I’m amused that so obvious a value judgement could be subject to a bet. No wonder an odd number of adjudicators was needed.
Another bet even leaves the size of the stake up to later judgement:
(Dec 2 1923) Professor Turner bets the Steward of SCR a large sum that it would be a good thing to have a copy of the ABC (London) Railway Guide in SCR (Won by Prof Turner, A.H.S.)
(15 Feb 1927) Mr Cox bets Professor Hardy 10/- to 1/- that Rev. Canon Cox (‘Fred’) will not be the next Bishop of Nyasaland.
I love that parenthetic ‘Fred’. Unfortunately the result of this bet was not recorded. I’d like to know whether ‘Bishop Fred’ presided over the see of my early home country.
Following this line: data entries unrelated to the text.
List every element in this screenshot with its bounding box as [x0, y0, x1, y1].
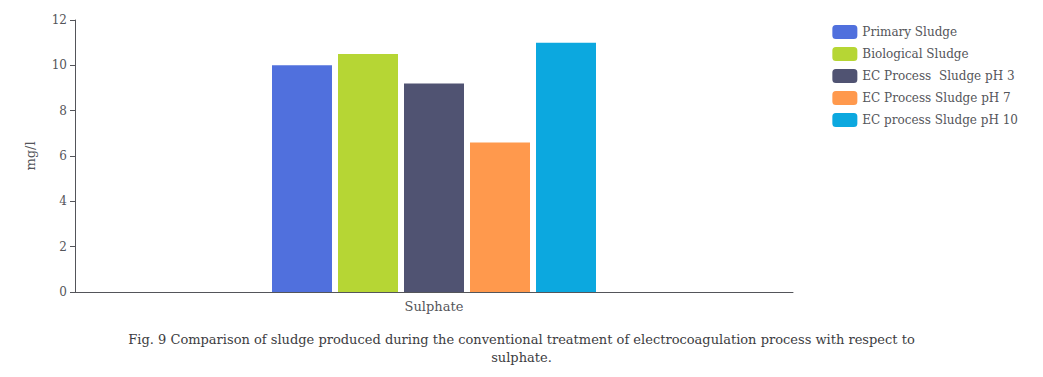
svg-text:12: 12: [52, 13, 67, 27]
svg-text:sulphate.: sulphate.: [491, 350, 552, 365]
svg-text:Biological Sludge: Biological Sludge: [862, 47, 968, 61]
svg-text:0: 0: [59, 285, 67, 299]
svg-text:Sulphate: Sulphate: [405, 299, 464, 314]
svg-text:4: 4: [59, 194, 67, 208]
svg-text:EC Process Sludge pH 3: EC Process Sludge pH 3: [862, 69, 1014, 83]
svg-text:mg/l: mg/l: [23, 141, 38, 170]
svg-text:EC Process Sludge pH 7: EC Process Sludge pH 7: [862, 91, 1010, 105]
svg-text:2: 2: [59, 240, 67, 254]
svg-text:Primary Sludge: Primary Sludge: [862, 25, 957, 39]
svg-text:10: 10: [52, 58, 67, 72]
svg-text:EC process Sludge pH 10: EC process Sludge pH 10: [862, 113, 1018, 127]
svg-text:6: 6: [59, 149, 67, 163]
svg-text:8: 8: [59, 104, 67, 118]
svg-text:Fig. 9 Comparison of sludge pr: Fig. 9 Comparison of sludge produced dur…: [128, 332, 915, 347]
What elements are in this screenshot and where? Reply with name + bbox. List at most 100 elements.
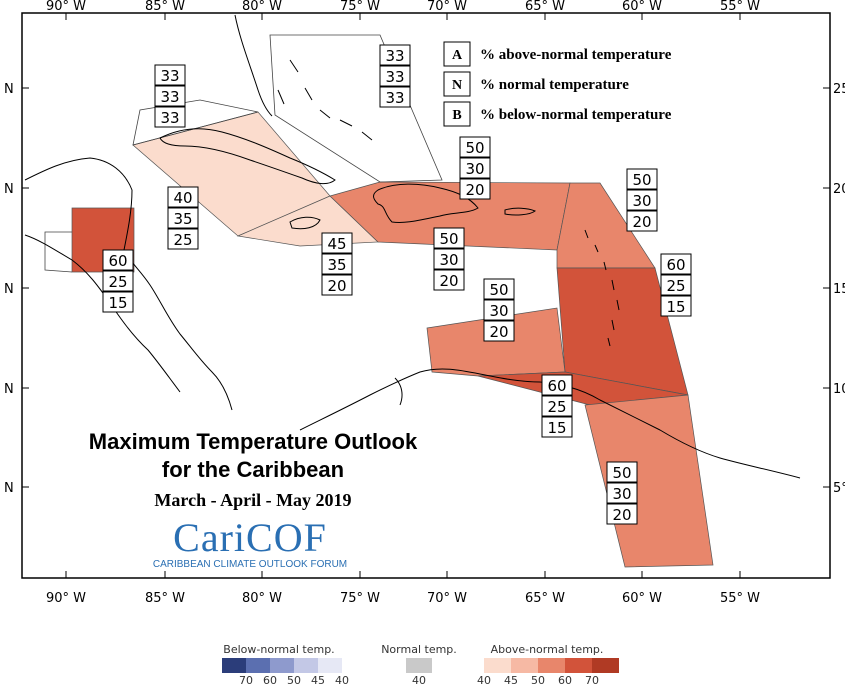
- lon-label: 65° W: [525, 591, 565, 606]
- prob-above: 50: [439, 230, 458, 248]
- prob-stack-bahamas: 33 33 33: [379, 44, 411, 108]
- lon-label: 80° W: [242, 0, 282, 14]
- key-box-n: [443, 71, 471, 97]
- scale-above-title: Above-normal temp.: [491, 643, 604, 656]
- prob-stack-abc: 50 30 20: [483, 278, 515, 342]
- lon-label: 60° W: [622, 0, 662, 14]
- prob-normal: 33: [160, 88, 179, 106]
- scale-tick: 45: [504, 674, 518, 684]
- prob-above: 60: [108, 252, 127, 270]
- prob-below: 15: [666, 298, 685, 316]
- lon-label: 90° W: [46, 0, 86, 14]
- lon-label: 65° W: [525, 0, 565, 14]
- cuba-coast: [159, 128, 336, 185]
- puerto-rico-coast: [504, 207, 536, 216]
- prob-below: 20: [465, 181, 484, 199]
- lon-labels-bottom: 90° W 85° W 80° W 75° W 70° W 65° W 60° …: [46, 591, 760, 606]
- lon-label: 70° W: [427, 591, 467, 606]
- lat-label-left: N: [4, 82, 14, 97]
- lon-label: 75° W: [340, 0, 380, 14]
- lon-label: 75° W: [340, 591, 380, 606]
- lon-label: 70° W: [427, 0, 467, 14]
- prob-above: 40: [173, 189, 192, 207]
- prob-above: 50: [465, 139, 484, 157]
- scale-tick: 60: [558, 674, 572, 684]
- key-text-b: % below-normal temperature: [480, 107, 672, 123]
- prob-above: 45: [327, 235, 346, 253]
- lat-label-right: 25: [833, 82, 845, 97]
- prob-stack-belize: 60 25 15: [102, 249, 134, 313]
- prob-normal: 30: [612, 485, 631, 503]
- swatch-below-60: [246, 658, 270, 673]
- lat-label-right: 5°: [833, 481, 845, 496]
- coastlines: [24, 14, 801, 479]
- prob-normal: 25: [547, 398, 566, 416]
- prob-below: 20: [327, 277, 346, 295]
- key-text-n: % normal temperature: [480, 77, 629, 93]
- key-letter-a: A: [452, 48, 463, 63]
- lon-label: 55° W: [720, 591, 760, 606]
- map-frame: [21, 12, 831, 579]
- prob-stack-cuba: 40 35 25: [167, 186, 199, 250]
- region-belize-outline: [44, 231, 73, 273]
- key-letter-n: N: [452, 78, 462, 93]
- prob-normal: 33: [385, 68, 404, 86]
- swatch-below-45: [294, 658, 318, 673]
- lon-labels-top: 90° W 85° W 80° W 75° W 70° W 65° W 60° …: [46, 0, 760, 14]
- bahamas-islands: [277, 59, 373, 141]
- prob-stack-trinidad: 60 25 15: [541, 374, 573, 438]
- prob-below: 25: [173, 231, 192, 249]
- swatch-above-50: [538, 658, 565, 673]
- florida-coast: [234, 14, 273, 117]
- lon-label: 85° W: [145, 0, 185, 14]
- lat-label-right: 20: [833, 182, 845, 197]
- prob-below: 33: [385, 89, 404, 107]
- jamaica-coast: [289, 216, 321, 230]
- lat-label-left: N: [4, 481, 14, 496]
- prob-stack-cayman: 33 33 33: [154, 64, 186, 128]
- swatch-above-45: [511, 658, 538, 673]
- key-text-a: % above-normal temperature: [480, 47, 672, 63]
- lat-labels: N N N N N 25 20 15 10 5°: [4, 82, 845, 496]
- swatch-normal: [406, 658, 432, 673]
- prob-normal: 25: [666, 277, 685, 295]
- prob-normal: 30: [439, 251, 458, 269]
- hispaniola-coast: [373, 183, 479, 223]
- map-title-line1: Maximum Temperature Outlook: [89, 429, 418, 454]
- prob-above: 50: [612, 464, 631, 482]
- swatch-above-60: [565, 658, 592, 673]
- swatch-below-50: [270, 658, 294, 673]
- scale-below-title: Below-normal temp.: [223, 643, 334, 656]
- scale-tick: 70: [585, 674, 599, 684]
- lon-label: 85° W: [145, 591, 185, 606]
- grid-ticks: [22, 13, 830, 578]
- prob-stack-guianas: 50 30 20: [606, 461, 638, 525]
- prob-above: 33: [160, 67, 179, 85]
- prob-normal: 25: [108, 273, 127, 291]
- prob-below: 15: [547, 419, 566, 437]
- lon-label: 55° W: [720, 0, 760, 14]
- lat-label-right: 10: [833, 382, 845, 397]
- logo-subtitle: CARIBBEAN CLIMATE OUTLOOK FORUM: [153, 559, 347, 570]
- region-cayman-outline: [132, 99, 259, 146]
- scale-tick: 50: [287, 674, 301, 684]
- scale-tick: 50: [531, 674, 545, 684]
- prob-above: 50: [489, 281, 508, 299]
- prob-normal: 35: [173, 210, 192, 228]
- lat-label-left: N: [4, 182, 14, 197]
- scale-tick: 70: [239, 674, 253, 684]
- color-scale-legend: Below-normal temp. 70 60 50 45 40 Normal…: [222, 643, 619, 684]
- prob-stack-hispaniola-south: 50 30 20: [433, 227, 465, 291]
- caricof-logo: CariCOF CARIBBEAN CLIMATE OUTLOOK FORUM: [153, 515, 347, 570]
- lesser-antilles: [584, 229, 620, 347]
- region-bahamas-outline: [269, 34, 443, 183]
- key-box-a: [443, 41, 471, 67]
- map-period: March - April - May 2019: [154, 490, 351, 510]
- lon-label: 60° W: [622, 591, 662, 606]
- prob-below: 20: [632, 213, 651, 231]
- lon-label: 80° W: [242, 591, 282, 606]
- anb-key: A % above-normal temperature N % normal …: [443, 41, 672, 127]
- swatch-below-40: [318, 658, 342, 673]
- swatch-above-70: [592, 658, 619, 673]
- prob-below: 20: [612, 506, 631, 524]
In failing to settle the question for me, Google did turn up the fact that a nineteenth-century Bishop of Nyasaland was Charles Alan Smythies – very probably related to the seven generations of my Smythies ancestors who were vicars.
(11th March 1927) Mr Yorke bets Mr Cox 2/6d that no verse occurs in the Gospel according to St Matthew the literal interpretation of which justifies or advocates self-castration. Won by Mr Cox.
(October 26th 1970) Professor Sir A Ayer bets Mr Christiansen that the Chaplain will be unable, if challenged without warning, to repeat twelve of the thirty nine articles to be found in the Book of Common Prayer. The stake to be one bottle of claret.